Eventually I leaned my head back and closed my eyes. I fell asleep, waking up when I heard Laci talking to Greg.
“What are you working on?”
“It’s like a ‘teach-yourself-physics’ thing,” he said, holding up a book. “Dad gave it to me.”
“Don’t you take physics when you’re a senior?” I asked, rubbing my eyes.
“I’m going to take it when I’m a junior,” he said. “I want to take AP Physics when I’m a senior so I can get some college credit before I get into the engineering program.”
“What does an engineer do?” Laci asked. “I mean, I know you’re not going to be driving a train . . .” she looked at me and smirked, “but what’ll you be doing exactly . . . designing stuff?”
“Well, that’s part of it,” he said, “but there’s a lot more to it than that. After you design something you build a prototype, or have someone else build it, and then you work with the prototype and you have to fix any problems and redesign it and make sure all the technical aspects are right.”
“But,” Laci said, “what are you going to be working on? Buildings? Cars?”
“I don’t know yet. That’s one of the great things about engineering . . .” he said. He was beginning to sound as excited about engineering as Laci was about Mexico. “You can work anywhere in the world and go into just about any field you want . . . aeronautical engineering, computer engineering, nuclear engineering, structural engineering, automotive engineering, cellular engin–”
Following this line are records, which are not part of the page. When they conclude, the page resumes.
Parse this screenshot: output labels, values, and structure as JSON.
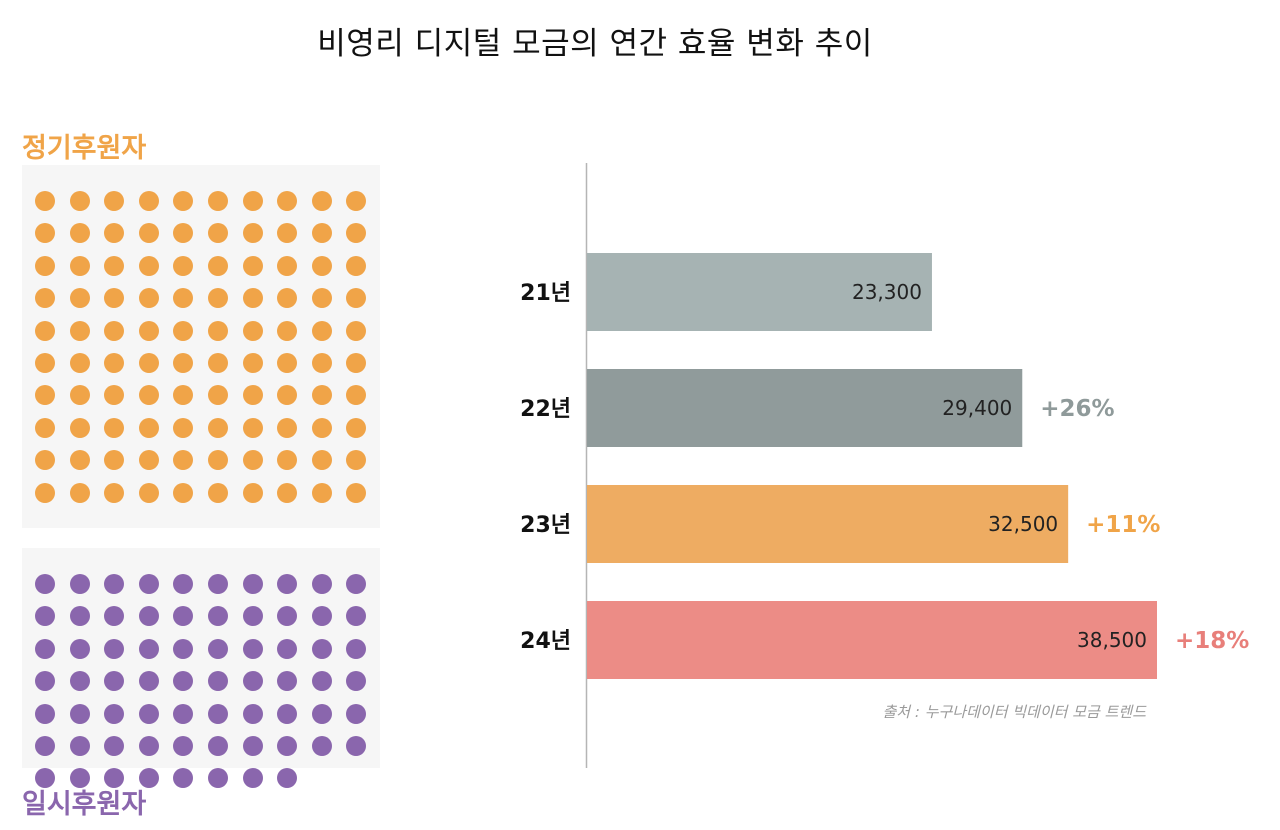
{
  "title": "비영리 디지털 모금의 연간 효율 변화 추이",
  "colors": {
    "regular": "#f0a448",
    "temporary": "#8a66ad",
    "axis": "#b5b5b5",
    "panel_bg": "#f6f6f6"
  },
  "donors": {
    "regular": {
      "label": "정기후원자",
      "dot_count": 100
    },
    "temporary": {
      "label": "일시후원자",
      "dot_count": 68
    }
  },
  "chart_data": {
    "type": "bar",
    "orientation": "horizontal",
    "categories": [
      "21년",
      "22년",
      "23년",
      "24년"
    ],
    "values": [
      23300,
      29400,
      32500,
      38500
    ],
    "value_labels": [
      "23,300",
      "29,400",
      "32,500",
      "38,500"
    ],
    "changes": [
      "",
      "+26%",
      "+11%",
      "+18%"
    ],
    "bar_colors": [
      "#a6b3b3",
      "#909b9b",
      "#eeac62",
      "#ec8c86"
    ],
    "change_colors": [
      "#8f9a9a",
      "#8f9a9a",
      "#f0a448",
      "#e87f7a"
    ],
    "xlim": [
      0,
      38500
    ],
    "source": "출처 : 누구나데이터 빅데이터 모금 트렌드"
  }
}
“Okay, okay,” I interrupted, putting my hand over his mouth. “We got it. You sound like Bubba on Forrest Gump. Boiled shrimp . . . fried shrimp . . . grilled shrimp . . .”
They both laughed.
“Did you say you’re going to t
ake physics as a junior?” I asked him.
He nodded.
“You can’t do that unless you take Honors Geometry this year.”
“I know.”
“You signed up for Honors?”
He nodded again.
“That means you’re going to have my mom,” I said. “Good luck.”
“You didn’t sign up for Honors?” he asked, sounding disappointed.
“Nope.”
“Why not? You did good last year in Algebra One.”
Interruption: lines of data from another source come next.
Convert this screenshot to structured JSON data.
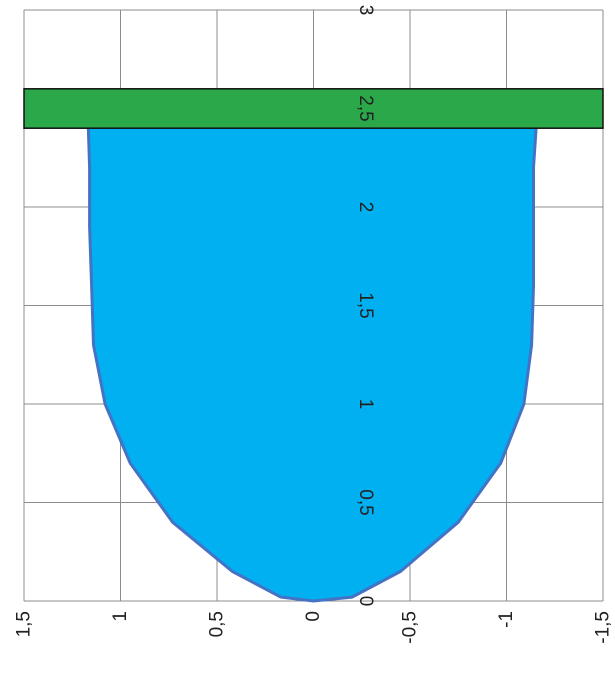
{
  "chart_data": {
    "type": "area",
    "orientation": "rotated",
    "x_axis": {
      "range": [
        1.5,
        -1.5
      ],
      "ticks": [
        "1,5",
        "1",
        "0,5",
        "0",
        "-0,5",
        "-1",
        "-1,5"
      ],
      "tick_values": [
        1.5,
        1,
        0.5,
        0,
        -0.5,
        -1,
        -1.5
      ]
    },
    "y_axis": {
      "range": [
        0,
        3
      ],
      "ticks": [
        "0",
        "0,5",
        "1",
        "1,5",
        "2",
        "2,5",
        "3"
      ],
      "tick_values": [
        0,
        0.5,
        1,
        1.5,
        2,
        2.5,
        3
      ]
    },
    "grid": true,
    "legend": "none",
    "series": [
      {
        "type": "area",
        "color": "#00b0f0",
        "line_color": "#4472c4",
        "points": [
          [
            1.17,
            2.5
          ],
          [
            1.16,
            2.2
          ],
          [
            1.16,
            1.9
          ],
          [
            1.15,
            1.6
          ],
          [
            1.14,
            1.3
          ],
          [
            1.08,
            1.0
          ],
          [
            0.95,
            0.7
          ],
          [
            0.73,
            0.4
          ],
          [
            0.42,
            0.15
          ],
          [
            0.17,
            0.02
          ],
          [
            0.0,
            0.0
          ],
          [
            -0.2,
            0.02
          ],
          [
            -0.45,
            0.15
          ],
          [
            -0.75,
            0.4
          ],
          [
            -0.97,
            0.7
          ],
          [
            -1.09,
            1.0
          ],
          [
            -1.13,
            1.3
          ],
          [
            -1.14,
            1.6
          ],
          [
            -1.14,
            1.9
          ],
          [
            -1.14,
            2.2
          ],
          [
            -1.16,
            2.5
          ]
        ]
      },
      {
        "type": "bar",
        "color": "#2aa84a",
        "x_range": [
          1.5,
          -1.5
        ],
        "y_range": [
          2.4,
          2.6
        ]
      }
    ]
  }
}
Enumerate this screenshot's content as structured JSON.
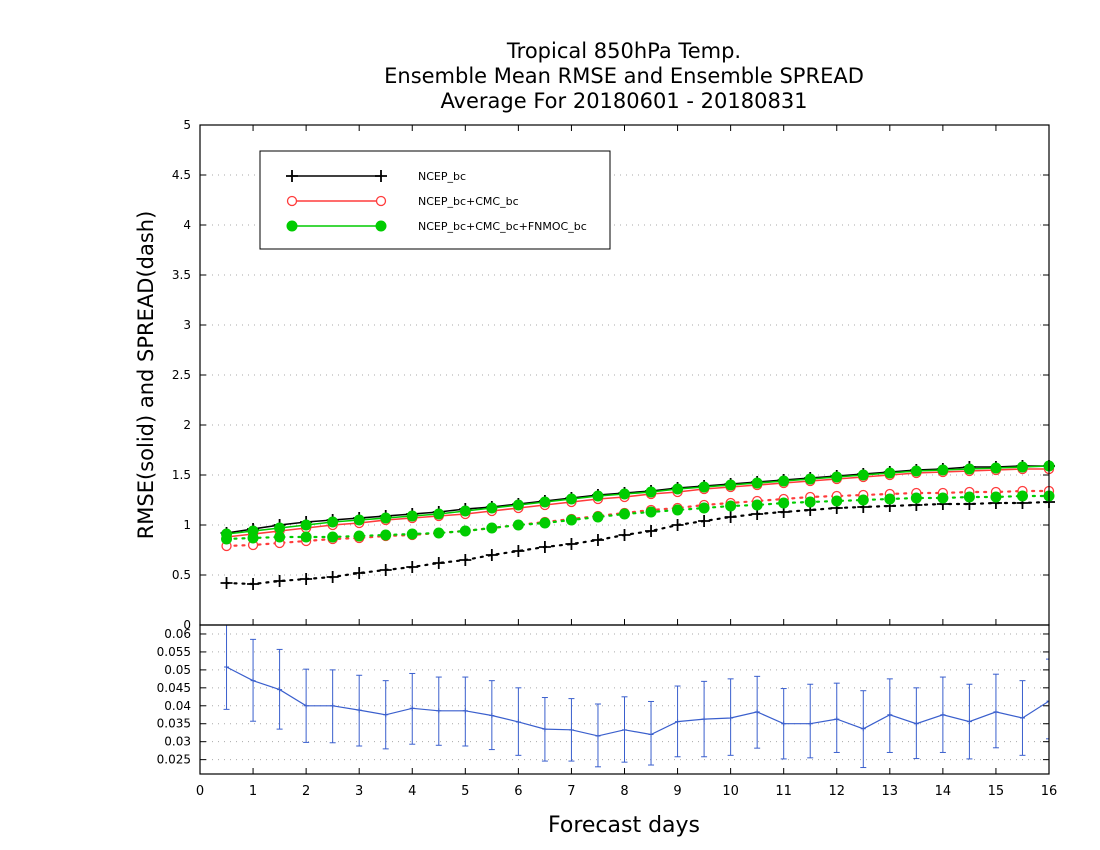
{
  "chart_data": [
    {
      "type": "line",
      "title": [
        "Tropical 850hPa Temp.",
        "Ensemble Mean RMSE and Ensemble SPREAD",
        "Average For 20180601 - 20180831"
      ],
      "ylabel": "RMSE(solid) and SPREAD(dash)",
      "xlim": [
        0,
        16
      ],
      "ylim": [
        0,
        5
      ],
      "yticks": [
        "0",
        "0.5",
        "1",
        "1.5",
        "2",
        "2.5",
        "3",
        "3.5",
        "4",
        "4.5",
        "5"
      ],
      "grid": true,
      "legend": "top-left",
      "x": [
        0.5,
        1,
        1.5,
        2,
        2.5,
        3,
        3.5,
        4,
        4.5,
        5,
        5.5,
        6,
        6.5,
        7,
        7.5,
        8,
        8.5,
        9,
        9.5,
        10,
        10.5,
        11,
        11.5,
        12,
        12.5,
        13,
        13.5,
        14,
        14.5,
        15,
        15.5,
        16
      ],
      "series": [
        {
          "name": "NCEP_bc",
          "color": "#000000",
          "marker": "plus",
          "line": "solid",
          "values": [
            0.92,
            0.96,
            1.0,
            1.03,
            1.05,
            1.07,
            1.09,
            1.11,
            1.13,
            1.16,
            1.18,
            1.21,
            1.24,
            1.27,
            1.3,
            1.32,
            1.34,
            1.37,
            1.39,
            1.41,
            1.43,
            1.45,
            1.47,
            1.49,
            1.51,
            1.53,
            1.55,
            1.56,
            1.58,
            1.58,
            1.59,
            1.59
          ]
        },
        {
          "name": "",
          "color": "#000000",
          "marker": "plus",
          "line": "dotted",
          "values": [
            0.42,
            0.41,
            0.44,
            0.46,
            0.48,
            0.52,
            0.55,
            0.58,
            0.62,
            0.65,
            0.7,
            0.74,
            0.78,
            0.81,
            0.85,
            0.9,
            0.94,
            1.0,
            1.04,
            1.08,
            1.11,
            1.13,
            1.15,
            1.17,
            1.18,
            1.19,
            1.2,
            1.21,
            1.21,
            1.22,
            1.22,
            1.23
          ]
        },
        {
          "name": "NCEP_bc+CMC_bc",
          "color": "#ff3b3b",
          "marker": "circle-open",
          "line": "solid",
          "values": [
            0.88,
            0.91,
            0.94,
            0.97,
            1.0,
            1.02,
            1.05,
            1.07,
            1.09,
            1.11,
            1.14,
            1.17,
            1.2,
            1.23,
            1.26,
            1.28,
            1.31,
            1.33,
            1.36,
            1.38,
            1.4,
            1.42,
            1.44,
            1.46,
            1.48,
            1.5,
            1.52,
            1.53,
            1.54,
            1.55,
            1.56,
            1.56
          ]
        },
        {
          "name": "",
          "color": "#ff3b3b",
          "marker": "circle-open",
          "line": "dotted",
          "values": [
            0.79,
            0.8,
            0.82,
            0.84,
            0.86,
            0.87,
            0.89,
            0.9,
            0.92,
            0.94,
            0.97,
            1.0,
            1.03,
            1.06,
            1.09,
            1.12,
            1.15,
            1.17,
            1.2,
            1.22,
            1.24,
            1.26,
            1.28,
            1.29,
            1.3,
            1.31,
            1.32,
            1.32,
            1.33,
            1.33,
            1.34,
            1.34
          ]
        },
        {
          "name": "NCEP_bc+CMC_bc+FNMOC_bc",
          "color": "#00cc00",
          "marker": "circle-filled",
          "line": "solid",
          "values": [
            0.91,
            0.94,
            0.97,
            1.0,
            1.03,
            1.05,
            1.07,
            1.09,
            1.11,
            1.14,
            1.17,
            1.2,
            1.23,
            1.26,
            1.29,
            1.31,
            1.33,
            1.36,
            1.38,
            1.4,
            1.42,
            1.44,
            1.46,
            1.48,
            1.5,
            1.52,
            1.54,
            1.55,
            1.56,
            1.57,
            1.58,
            1.59
          ]
        },
        {
          "name": "",
          "color": "#00cc00",
          "marker": "circle-filled",
          "line": "dotted",
          "values": [
            0.86,
            0.87,
            0.88,
            0.88,
            0.88,
            0.89,
            0.9,
            0.91,
            0.92,
            0.94,
            0.97,
            1.0,
            1.02,
            1.05,
            1.08,
            1.11,
            1.13,
            1.15,
            1.17,
            1.19,
            1.2,
            1.22,
            1.23,
            1.24,
            1.25,
            1.26,
            1.27,
            1.27,
            1.28,
            1.28,
            1.29,
            1.29
          ]
        }
      ]
    },
    {
      "type": "line",
      "xlabel": "Forecast days",
      "xlim": [
        0,
        16
      ],
      "xticks": [
        "0",
        "1",
        "2",
        "3",
        "4",
        "5",
        "6",
        "7",
        "8",
        "9",
        "10",
        "11",
        "12",
        "13",
        "14",
        "15",
        "16"
      ],
      "ylim": [
        0.021,
        0.0625
      ],
      "yticks": [
        "0.025",
        "0.03",
        "0.035",
        "0.04",
        "0.045",
        "0.05",
        "0.055",
        "0.06"
      ],
      "grid": true,
      "x": [
        0.5,
        1,
        1.5,
        2,
        2.5,
        3,
        3.5,
        4,
        4.5,
        5,
        5.5,
        6,
        6.5,
        7,
        7.5,
        8,
        8.5,
        9,
        9.5,
        10,
        10.5,
        11,
        11.5,
        12,
        12.5,
        13,
        13.5,
        14,
        14.5,
        15,
        15.5,
        16
      ],
      "series": [
        {
          "color": "#3a5fcd",
          "line": "solid",
          "values": [
            0.0508,
            0.047,
            0.0445,
            0.04,
            0.04,
            0.0388,
            0.0375,
            0.0393,
            0.0386,
            0.0386,
            0.0373,
            0.0355,
            0.0335,
            0.0333,
            0.0316,
            0.0333,
            0.032,
            0.0356,
            0.0363,
            0.0366,
            0.0383,
            0.035,
            0.035,
            0.0363,
            0.0336,
            0.0375,
            0.035,
            0.0375,
            0.0356,
            0.0383,
            0.0366,
            0.0413
          ],
          "err_low": [
            0.039,
            0.0357,
            0.0335,
            0.0298,
            0.0297,
            0.0288,
            0.028,
            0.0293,
            0.029,
            0.0288,
            0.0278,
            0.0262,
            0.0246,
            0.0246,
            0.023,
            0.0243,
            0.0235,
            0.0258,
            0.0258,
            0.0262,
            0.0282,
            0.0252,
            0.0255,
            0.027,
            0.0228,
            0.027,
            0.0253,
            0.027,
            0.0252,
            0.0283,
            0.0262,
            0.0308
          ],
          "err_high": [
            0.063,
            0.0585,
            0.0557,
            0.0502,
            0.05,
            0.0485,
            0.047,
            0.049,
            0.048,
            0.048,
            0.047,
            0.045,
            0.0423,
            0.042,
            0.0405,
            0.0425,
            0.0412,
            0.0455,
            0.0468,
            0.0475,
            0.0482,
            0.0448,
            0.046,
            0.0463,
            0.0442,
            0.0475,
            0.045,
            0.048,
            0.046,
            0.0488,
            0.047,
            0.053
          ]
        }
      ]
    }
  ]
}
“Why would I take Honors when I don’t have to?” I asked.
“Well, first of all because it’ll be fun to take it together and second of all because it’ll look really good on your transcript. What are you going to major in?”
“I don’t have any idea,” I said. It was really starting to bother me that everybody else seemed to know what they wanted to do.
“You should go into engineering!”
I rolled my eyes.
“Oh come on!” he said. “I’ll help you. We can go to State together and we’ll be roommates – like Bert and Ernie.”
“You watch too much TV with Charlotte,” I told him.
“You can be Bert,” he promised.
“Yeah, right,” Laci murmured. “As if he could be Ernie.”
We landed at the airport, picked up our luggage, and then waited for the bus to arrive. Another group of students from Pennsylvania was already waiting when we sat down. Everyone started chattering and laughing, excited about what lay ahead. Eventually an old white bus pulled up in front of us. The door opened up and a group of bedraggled teenagers filed out. They were dirty and appeared exhausted. They were also very, very quiet. We watched them trudge into the airport and then we picked up all of our things and climbed aboard.
It was dark by the time we dropped the Pennsylvania kids off at a church building on the outskirts of Mexico City. Our group was taken to a warehouse with no windows.
There was a corner reserved for us – the rest of the warehouse was filled with equipment and crates. The corner was partitioned off into two halves by cardboard walls – one side for the girls, and one side for the boys. Near the door was a drum of drinking water.